The THC Breathalyzer – it’s moving to pilot in Oklahoma


Funny, how lack of research has kept cannabis use from being legal for quite some time, yet the rush to be able to provide a “breathalyzer” for THC impairment is a hot topic and being embraced by government agencies quickly.

Minimal research exists on how cannabis affects driving. The bigger issue is simply, that the devices do not determine impairment. Someone could conceivably use or consume a small dose without being high, yet still could have THC detected in their breath.

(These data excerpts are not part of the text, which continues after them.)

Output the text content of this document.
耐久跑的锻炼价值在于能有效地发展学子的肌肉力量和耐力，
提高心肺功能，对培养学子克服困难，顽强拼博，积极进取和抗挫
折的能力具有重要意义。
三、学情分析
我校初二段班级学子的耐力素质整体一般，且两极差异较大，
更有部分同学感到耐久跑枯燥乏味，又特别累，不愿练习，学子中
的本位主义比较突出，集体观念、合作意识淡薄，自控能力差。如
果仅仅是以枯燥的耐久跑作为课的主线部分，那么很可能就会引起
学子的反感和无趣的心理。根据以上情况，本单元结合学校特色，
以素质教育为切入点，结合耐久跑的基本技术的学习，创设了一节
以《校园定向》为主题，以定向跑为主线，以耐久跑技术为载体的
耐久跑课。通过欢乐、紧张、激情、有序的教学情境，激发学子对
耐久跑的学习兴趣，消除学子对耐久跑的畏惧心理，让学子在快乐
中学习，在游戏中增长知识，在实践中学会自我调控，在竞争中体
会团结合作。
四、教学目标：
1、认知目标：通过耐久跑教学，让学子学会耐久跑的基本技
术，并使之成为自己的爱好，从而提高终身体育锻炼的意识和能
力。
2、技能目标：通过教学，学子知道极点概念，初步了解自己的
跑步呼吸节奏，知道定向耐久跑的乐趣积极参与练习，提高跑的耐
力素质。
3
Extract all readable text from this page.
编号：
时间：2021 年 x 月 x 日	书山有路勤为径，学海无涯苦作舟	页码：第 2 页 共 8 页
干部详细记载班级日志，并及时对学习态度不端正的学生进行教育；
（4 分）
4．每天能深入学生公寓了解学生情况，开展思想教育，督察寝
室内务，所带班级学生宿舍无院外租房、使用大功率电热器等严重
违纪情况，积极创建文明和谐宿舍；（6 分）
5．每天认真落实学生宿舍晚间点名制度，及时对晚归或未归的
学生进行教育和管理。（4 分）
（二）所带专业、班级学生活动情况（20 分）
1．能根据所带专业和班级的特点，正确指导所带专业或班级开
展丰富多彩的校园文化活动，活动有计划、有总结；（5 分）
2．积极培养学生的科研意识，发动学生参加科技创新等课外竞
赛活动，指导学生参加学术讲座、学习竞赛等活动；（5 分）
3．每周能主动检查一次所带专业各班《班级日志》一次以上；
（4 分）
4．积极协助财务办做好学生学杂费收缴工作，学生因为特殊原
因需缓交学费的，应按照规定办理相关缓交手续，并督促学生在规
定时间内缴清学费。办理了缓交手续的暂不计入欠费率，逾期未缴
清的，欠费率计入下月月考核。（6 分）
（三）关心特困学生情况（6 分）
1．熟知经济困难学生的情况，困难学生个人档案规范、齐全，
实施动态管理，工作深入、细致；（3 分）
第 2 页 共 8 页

A solution for measuring alcohol intoxication has existed since 1954: the Breathalyzer. However, technology for THC doesn’t necessarily exist for cannabis, and unlike alcohol, there’s not a defined standard for what “threshold” of THC concentration truly measures impairment, if at all. Critics note the technology must detect recent cannabis use and also prove that cannabis in a person’s system impaired his or her driving. A cannabis breathalyzer that does both of those things has proven elusive, because, unlike alcohol, cannabis can stay in people’s bodies long after their “high” has worn off.

Oklahoma lawmakers last week approved a bill requiring the Department of Public Safety (DPS) to spend $300,000 on creating a pilot program for breathalyzers that test for cannabis impairment, the Oklahoman reports. Under the program, the results of the test would not be admissible in courts.


Spokeswoman Sarah Stewart, safety advocate at the OK DPS told the Oklahoman that it could take up to a year for the pilot program to be operational because the agency has to come up with program rules and may end up having to bid out that work. She indicated that officials will want to see if other states have done similar pilot programs.

The state is reportedly considering using a THC breathalyzer from California-based Hound Labs. CEO Mike Lynn has said that their device can accurately detect cannabis use within the last two hours.  Back to the fundamental problem though – using cannabis within 2 hours does not constitute a universally agreed upon level of impairment, if any.

If we’re fortunate, we’ll have access to the data from the Oklahoma pilot and that regulators across legal states will be able to use the pilot results to form policy that is both accurate and fair.